Özgürlük Hareketi, 3. Dünya Savaşı’nın emperyalist müdahaleciliğinin ortasında aslî devrimci güç olarak yeni episteme ve yöntem arayışına girdi. Bunun sonucunda burjuva ideolojisinin -modernitenin- içerisinden çıkan 3. Yol kavramına da yeni bir öznellik içerdi. Özgürlük Hareketi'nin önderliği ve teorisyeni olarak Abdullah Öcalan, ideolojik arka planı olarak öncellikle Kapitalist Modernite ve onun araçlarına karşı bir ezilenlerin tarihsel hafıza, zafer - yenilgi ve birikiminden arta kalan yöntemleri 21. Yüzyılda programatize ederek Demokratik Modernite’yi inşa etti. Demokratik Modernite ve Kapitalist Modernite taban tabana zıt ideolojik öznellikler olsa da mistifikasyon veya dezenformasyona uğratılarak birbirine yakın şeylermiş gibi sunulabiliyor. Modernitenin yetkin savunucusu ve 3. Yol’un burjuva anlamını teorize eden Anthony Giddens için Sayın Öcalan Kapitalist Uygarlık kitabında şöyle bir değerlendirme yapar: "Kurnaz İngiliz sosyologu Antony Giddens, modernitenin üç süreksizliğinden bahseder: Kapitalist üretim biçimi, ulus-devlet ve endüstri. Giddens moderniteyi bu üç ayakla tanımlarken görünüşte gerçekçidir.Fakat sanırım bu paradigmayla özünde kapitalizmi anayurdunda kurtarma savaşının yeni bir aşamasının teorisyenliğini yaptığının farkındadır. Kapitalizmin değişerek sonsuz kılınmasının teorisi olan liberalizmin sağ tarzı ‘tarihin sonu’ ideası, liberalizmin sol tarzı sonsuzluğu ideasıyla birlikte bir kez daha beyinlere sızdırılmak isteniyor. Son kapitalist küresel hamleyle birlikte."

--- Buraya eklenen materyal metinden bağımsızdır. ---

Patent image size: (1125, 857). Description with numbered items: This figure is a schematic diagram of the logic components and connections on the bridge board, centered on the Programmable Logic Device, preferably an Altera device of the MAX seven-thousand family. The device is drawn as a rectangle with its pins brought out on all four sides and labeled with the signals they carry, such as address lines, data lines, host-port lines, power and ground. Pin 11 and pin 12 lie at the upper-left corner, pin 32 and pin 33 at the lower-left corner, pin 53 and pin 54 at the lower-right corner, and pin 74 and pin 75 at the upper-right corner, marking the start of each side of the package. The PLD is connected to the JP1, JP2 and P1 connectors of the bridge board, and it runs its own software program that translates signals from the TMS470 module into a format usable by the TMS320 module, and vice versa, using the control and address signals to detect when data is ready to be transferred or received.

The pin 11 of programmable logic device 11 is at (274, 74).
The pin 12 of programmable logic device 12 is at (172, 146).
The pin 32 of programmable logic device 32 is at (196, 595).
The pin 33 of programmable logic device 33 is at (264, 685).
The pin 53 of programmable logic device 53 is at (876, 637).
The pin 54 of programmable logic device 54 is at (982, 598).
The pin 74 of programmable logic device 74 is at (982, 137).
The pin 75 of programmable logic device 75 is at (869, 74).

Sayın Öcalan Giddens'in ulus devlet ve modernlik değerlendirmelerine çekimser şekilde kısmi olarak katılırken, modernitenin üretimi ve kapitalist restorasyona katkıları ve pozitivist sosyoloji üretmeleri bakımından Giddens ve benzerlerinin uygarlık okumalarını vasat altı bularak sosyoloji yapamadıklarını ifade eder.

Kısacası Sayın Öcalan'ın Demokratik Modernite paradigması Anthony Giddens ve türevi sosyal demokrasi namına moderniteye cilalar çeken sosyolog, teorisyenlerden çok uzaktadır. Bu açı 3. Yol’un burjuva içeriğinin arka planı olarak modernitenin üretimi noktasında Özgürlük Hareketi özgülünde liberal sağ ve sol sapmaların bizatihi ideolojik karşıtlık olduğunun ifadesidir.